I'd like to try some coyote hunting but don't want to buy a new rifle just yet. I reload, so I can take the .270 down to a 95 grain bullet and lighten up on the powder so it doesn't blow the thing apart. 

Anyone have any luck with this?


----------



## varminthunter

Just depends what your doing with the fur afterwards. Keeping it? Selling it? Dumping it because your just hunting them and the fur has no value to you?
My .223 balistic tipped 55 grain bullets somtimes due some nasty holes and other times not so bad. It depends where you hit them. (hitting bone makes hamburger)For the safest on the furs stay away from ballistic tips and hollow points. You may want somthing like a soft point. Im betting that no matter what you will have some amount of fur damage with that caliber.
Come up with a bullet and go try it, if it doesnt have the results you want, try another one.


----------



## Trophy Specialist

I have used a .270 at lot for coyote hunting without any problems. I have also used a .308 too with good results. They key is in the bullet selection. I use a Nosler partition which shoots a nice, consistent hole without blowing up. If you are really worried about hide damage, then use a full metal jacket bullet.


----------



## bugsnbrowtinesm

I've used a .270 for a couple coyotes. Used factory soft points. 130 grain. Shot one at 350+ yards no hide damage there. One at 100 yards and right in the shoulder. That one had a grapefruit missing out of the exit side. 

Sent from my LG-E970 using Ohub Campfire mobile app


----------



## thisusernamevalid

Kind of what I figured.
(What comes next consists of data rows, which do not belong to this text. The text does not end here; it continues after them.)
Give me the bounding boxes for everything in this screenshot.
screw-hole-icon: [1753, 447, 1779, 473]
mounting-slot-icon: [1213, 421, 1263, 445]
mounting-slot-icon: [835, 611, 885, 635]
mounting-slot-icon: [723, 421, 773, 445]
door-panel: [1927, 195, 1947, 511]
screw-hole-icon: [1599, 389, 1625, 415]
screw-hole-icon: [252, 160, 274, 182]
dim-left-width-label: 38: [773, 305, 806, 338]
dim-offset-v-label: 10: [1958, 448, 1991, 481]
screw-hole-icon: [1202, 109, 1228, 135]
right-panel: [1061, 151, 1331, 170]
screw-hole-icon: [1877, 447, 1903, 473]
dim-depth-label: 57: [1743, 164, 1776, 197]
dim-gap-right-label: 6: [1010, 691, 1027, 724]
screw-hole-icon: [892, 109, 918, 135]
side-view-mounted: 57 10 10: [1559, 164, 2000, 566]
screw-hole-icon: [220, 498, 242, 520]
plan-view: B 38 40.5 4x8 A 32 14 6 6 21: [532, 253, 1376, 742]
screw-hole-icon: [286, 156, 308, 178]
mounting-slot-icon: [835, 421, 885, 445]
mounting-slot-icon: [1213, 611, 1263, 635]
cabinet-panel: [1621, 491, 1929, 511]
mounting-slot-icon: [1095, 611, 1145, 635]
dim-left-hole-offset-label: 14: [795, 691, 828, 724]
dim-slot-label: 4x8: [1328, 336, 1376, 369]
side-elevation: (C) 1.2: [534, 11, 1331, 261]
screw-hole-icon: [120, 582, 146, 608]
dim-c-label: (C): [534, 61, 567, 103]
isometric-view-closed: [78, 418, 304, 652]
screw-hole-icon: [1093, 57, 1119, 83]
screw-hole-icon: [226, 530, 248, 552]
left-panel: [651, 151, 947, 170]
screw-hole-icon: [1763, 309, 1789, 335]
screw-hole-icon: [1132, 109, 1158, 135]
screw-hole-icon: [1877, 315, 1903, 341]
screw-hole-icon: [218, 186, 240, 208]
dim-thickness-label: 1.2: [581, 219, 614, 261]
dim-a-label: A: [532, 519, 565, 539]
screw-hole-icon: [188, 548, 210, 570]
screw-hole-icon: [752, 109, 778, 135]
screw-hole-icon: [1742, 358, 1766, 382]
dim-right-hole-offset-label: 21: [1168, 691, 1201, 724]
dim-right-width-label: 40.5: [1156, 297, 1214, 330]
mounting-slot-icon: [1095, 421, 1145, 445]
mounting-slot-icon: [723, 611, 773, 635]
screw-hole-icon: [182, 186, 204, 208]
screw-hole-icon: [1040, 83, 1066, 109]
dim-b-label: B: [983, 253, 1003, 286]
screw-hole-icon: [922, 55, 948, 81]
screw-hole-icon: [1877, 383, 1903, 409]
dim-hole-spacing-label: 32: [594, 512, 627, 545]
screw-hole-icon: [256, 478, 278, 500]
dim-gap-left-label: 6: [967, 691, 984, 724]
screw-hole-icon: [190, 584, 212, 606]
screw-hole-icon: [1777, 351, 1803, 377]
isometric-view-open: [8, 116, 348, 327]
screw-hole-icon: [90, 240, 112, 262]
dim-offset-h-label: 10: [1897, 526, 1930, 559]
I haven't really started looking for a bullet yet, my first choice would be an FMJ in the 95-110 grain range. Thanks for the responses. 

There won't be any hide damage, I'll just line 'em up so the bullet goes in one eye and out the other....


----------



## NorthWoodsHunter

I've shot them with a 270 for the same reason you mentioned - didn't want to go buy a new rifle. I'd agree that if you're trying to do anything with the fur, bullet selection is critical. I mounted my first one but it was essentially a shoulder mount because everything from the shoulder back was missing. This was shot from the deer blind with a 150gr corelokt.


----------



## frostymug56

I use hornady 110grn. v-max, over 54.4 grn imr4350. kills them dead, that's all we want around here. love shooting crow with that load,, looks like a black bomb going off. :evilsmile


----------



## WAUB-MUKWA

thisusernamevalid said:


> I'd like to try some coyote hunting but don't want to buy a new rifle just yet. I reload, so I can take the .270 down to a 95 grain bullet and lighten up on the powder so it doesn't blow the thing apart.
> 
> Anyone have any luck with this?


I've used 120 grain bonded bullets without any real damage. I haven't hit much of the bone areas just chest area so I couldn't tell you if they tear up or not but I've shot a couple dozen with that load. I used smaller Speers TNT's but they burn up after 3,500 fps.


----------